The main reason that we opted to use this was that otherwise we’d create another Ethernet-specific stat and it’d just be mostly another copy of this existing stat, but with additional values. That didn’t seem to aid anyone. In addition, because we are using a plugin-specific set of definitions, we want to have the stat scoped to the plugin. This also means that if we say add an IB specific version of this, then it’d separately be IB_STAT_XCVR_INUSE and accept different values.

2.3. Transceiver Capability

Originally we proposed adding an extension to the MAC transceiver capability. However, as we dug into the implementation, it become less desirable at this time and we have moved it to future work. In particular, most implementations of MAC_CAPAB_TRANSCEIVER are specific to the presence of extrenal SFP-style PHYs. As such, plumbing this through in a subset of circumstnaces isn’t particularly useful. Our prototype of adding this to the topo datalink property groups worked just fine wih the link property.

3. Implementation Plan

To implement this, we will do an initial integration of the mac features along with a few drivers. Additional drivers will be integrated in subsequent changes in part based on needs and testing capabilities.

4. Future Directions

If we want to build on this IPD, here are the high-level ways we expect to follow in the future, but are not at the level of a concrete proposal.

We ultimately want to be able to introduce something more akin to a dladm show-phy or dladm show-transceiver which would take the information proposed here, the information from the transceiver capability, and make it a first class dladm-level experience. If we go down this path then we’ll also want to add an additional property to the transceiver mct_info(9E) entry point that indicates whether the transceiver is built-in or not. If we do this, we should consider what the implementation for drivers without external SFP-style PHYs looks like as most do not implement MAC_CAPAB_TRANSCIEVER otherwise.

A different direction that we should consider is potentially introducing an array of supported media.

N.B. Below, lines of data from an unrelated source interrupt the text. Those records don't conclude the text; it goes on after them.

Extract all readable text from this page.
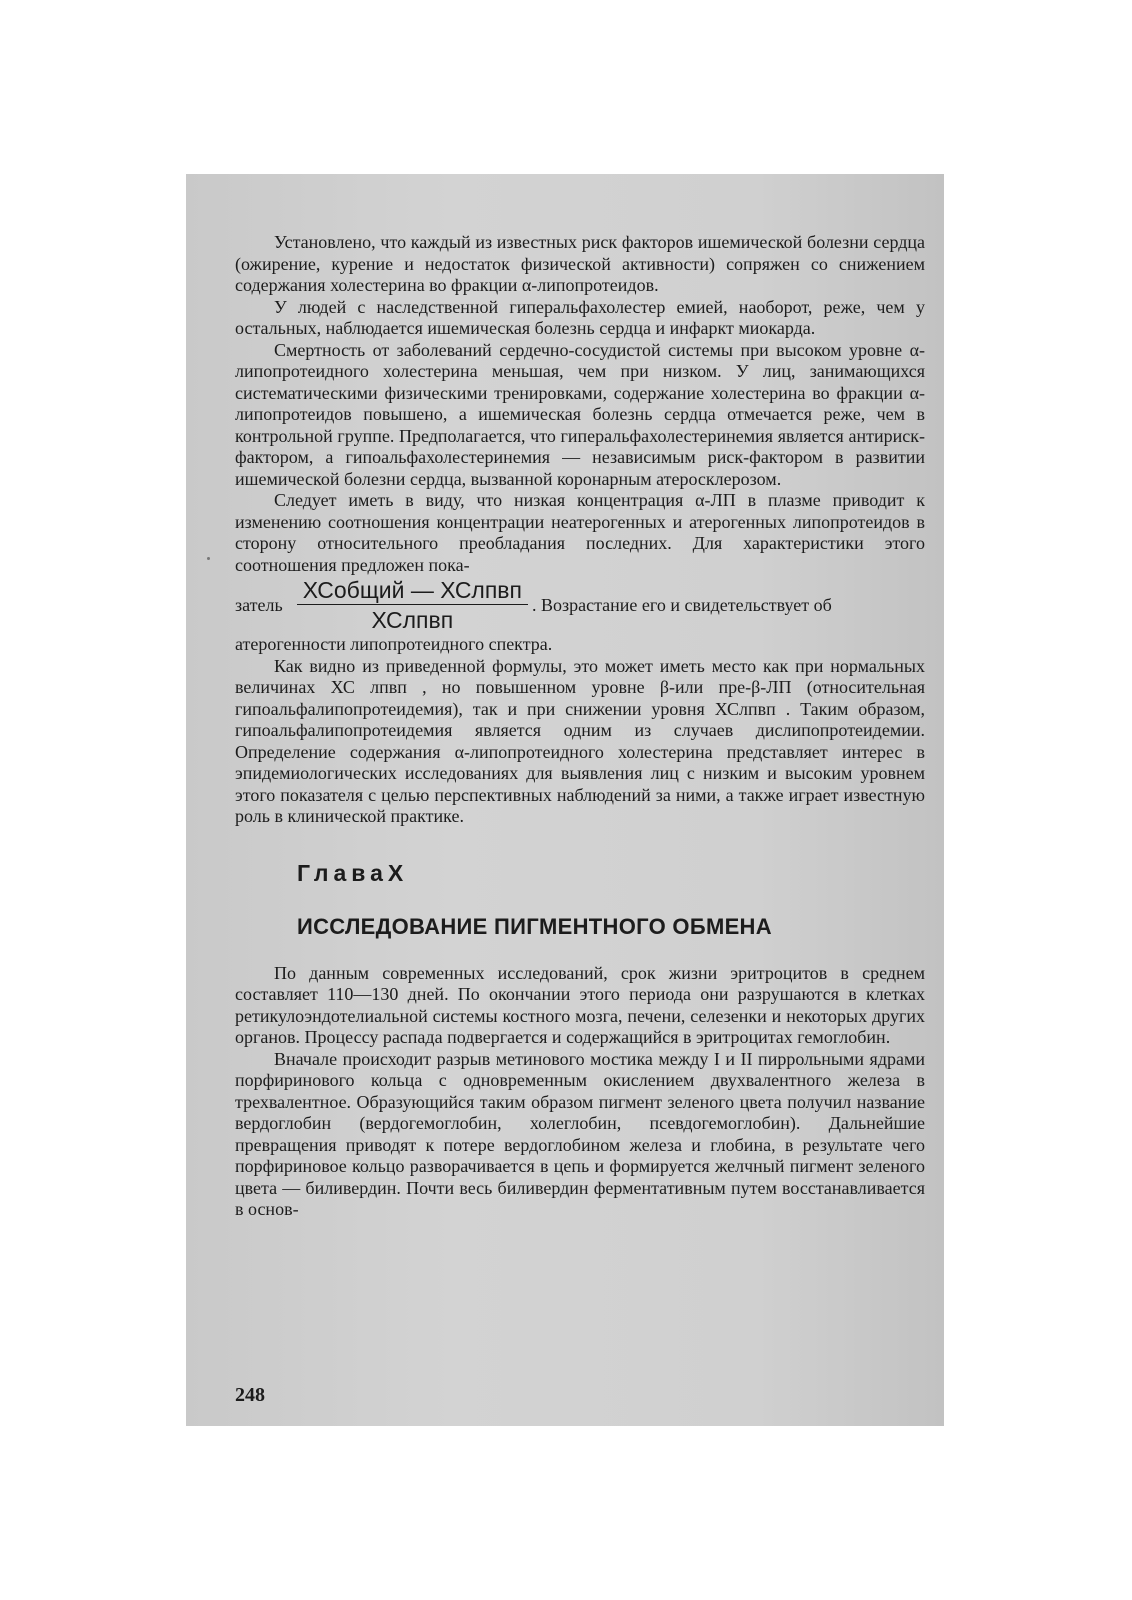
Установлено, что каждый из известных риск факторов ишемической болезни сердца (ожирение, курение и недостаток физической активности) сопряжен со снижением содержания холестерина во фракции α-липопротеидов.

У людей с наследственной гиперальфахолестер емией, наоборот, реже, чем у остальных, наблюдается ишемическая болезнь сердца и инфаркт миокарда.

Смертность от заболеваний сердечно-сосудистой системы при высоком уровне α-липопротеидного холестерина меньшая, чем при низком. У лиц, занимающихся систематическими физическими тренировками, содержание холестерина во фракции α-липопротеидов повышено, а ишемическая болезнь сердца отмечается реже, чем в контрольной группе. Предполагается, что гиперальфахолестеринемия является антириск-фактором, а гипоальфахолестеринемия — независимым риск-фактором в развитии ишемической болезни сердца, вызванной коронарным атеросклерозом.

Следует иметь в виду, что низкая концентрация α-ЛП в плазме приводит к изменению соотношения концентрации неатерогенных и атерогенных липопротеидов в сторону относительного преобладания последних. Для характеристики этого соотношения предложен пока-

затель $\frac{\text{ХСобщий — ХСлпвп}}{\text{ХСлпвп}}$ . Возрастание его и свидетельствует об
атерогенности липопротеидного спектра.

Как видно из приведенной формулы, это может иметь место как при нормальных величинах ХС лпвп , но повышенном уровне β-или пре-β-ЛП (относительная гипоальфалипопротеидемия), так и при снижении уровня ХСлпвп . Таким образом, гипоальфалипопротеидемия является одним из случаев дислипопротеидемии. Определение содержания α-липопротеидного холестерина представляет интерес в эпидемиологических исследованиях для выявления лиц с низким и высоким уровнем этого показателя с целью перспективных наблюдений за ними, а также играет известную роль в клинической практике.

ГлаваX
ИССЛЕДОВАНИЕ ПИГМЕНТНОГО ОБМЕНА

По данным современных исследований, срок жизни эритроцитов в среднем составляет 110—130 дней. По окончании этого периода они разрушаются в клетках ретикулоэндотелиальной системы костного мозга, печени, селезенки и некоторых других органов. Процессу распада подвергается и содержащийся в эритроцитах гемоглобин.

Вначале происходит разрыв метинового мостика между I и II пиррольными ядрами порфиринового кольца с одновременным окислением двухвалентного железа в трехвалентное. Образующийся таким образом пигмент зеленого цвета получил название вердоглобин (вердогемоглобин, холеглобин, псевдогемоглобин). Дальнейшие превращения приводят к потере вердоглобином железа и глобина, в результате чего порфириновое кольцо разворачивается в цепь и формируется желчный пигмент зеленого цвета — биливердин. Почти весь биливердин ферментативным путем восстанавливается в основ-

248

This isn’t a priority here because the link properties that we already have cover most of what someone needs to know and in general there aren’t many times where someone is switching between different medias as the same speed today. We’re going to let demand help motivate this being added, which unlike the one above is something that is less obvious.

5. Appendix A: Driver Specific Implementation Notes

This section contains notes on how we implement this functionality for each of the drivers listed below. Not all drivers are listed. Our general plan is to start with more common devices and implement this as we get community support for testing a wider device variety.

5.1. bge and bnx

These drivers already have an implementation of the ETHER_STAT_XCVR_INUSE logic that looks if the chip is in a fiber-based mode and otherwise uses the link speed to determine the answer.

5.2. bnxe

The bnxe(4D) driver can get this information from the internal media_info member of the struct elink_phy which is directly accessible already today and is used as part of the MAC_CAPAB_TRANSCEIVER mct_read(9E) entry point. So we can take this and combine it with the speed to get what we need.

5.3. cxgbe

The cxgbe(4D) and t4nex drivers work together to get this information. Right now the driver has the general enum fw_port_type which describes the different modes that are supported on the device. The current version for the device is stored on the port_type member of the struct port_info.

5.4. e1000g and igb

To determine this we need to look at a series of different fields on the device. In particular, the media type, whether it thinks it supports 100-BASET4 or not, and manually put this information together.

5.5. i40e

The i40e firmware provides us a few different types of information. In particular, it has an internal enumeration of PHY types that it uses as part of Get Link Status command (opecode 0x0607). This enum called enum i40e_aq_phy_type tells us very specific information about what kind of phy media is currently in use. In addition, there is also a general media type that is part of the phy capabilities data in the struct i40e_phy_info. This struct also has an array of which PHYs are supported, but for us the most important member is the one in the link status.

5.6. ixgbe

To determine the media type for ixgbe(4D), we need to combine the current link speed with the results of the ixgbe_get_supported_physical_layer() function in the common code. By combining these two we can get the current mode of the link.

5.7. mlxcx

The mlxcx(4D) driver already has a notion of this with the mlxcx_eth_proto_t enumeration which contains the current operational mode in the port’s mlp_oper_proto member. All we need to do is convert this to the appropriate general type.

5.8. qede

The qede(4D) driver’s firmware mailbox has some information here. In particular there is a function ecore_mcp_get_media_type() which is used to extract from firmware the struct public_port member media_type. This gives us something we can then comare with the speed to figure out the exact type of.

5.9. sfxge

The sfxge(4D) driver does have a way of asking the underlying system what the type of the port is. However, this only gets us to high-level PHY information such as BASE-T, SFP, XPF, QSFP, etc. Unlike other drivers or other systems it does not attempt to decode the SFP compliance codes to figure out how to operate (that we can easily see). This means that we will have to return an unknown media type in such circumstances.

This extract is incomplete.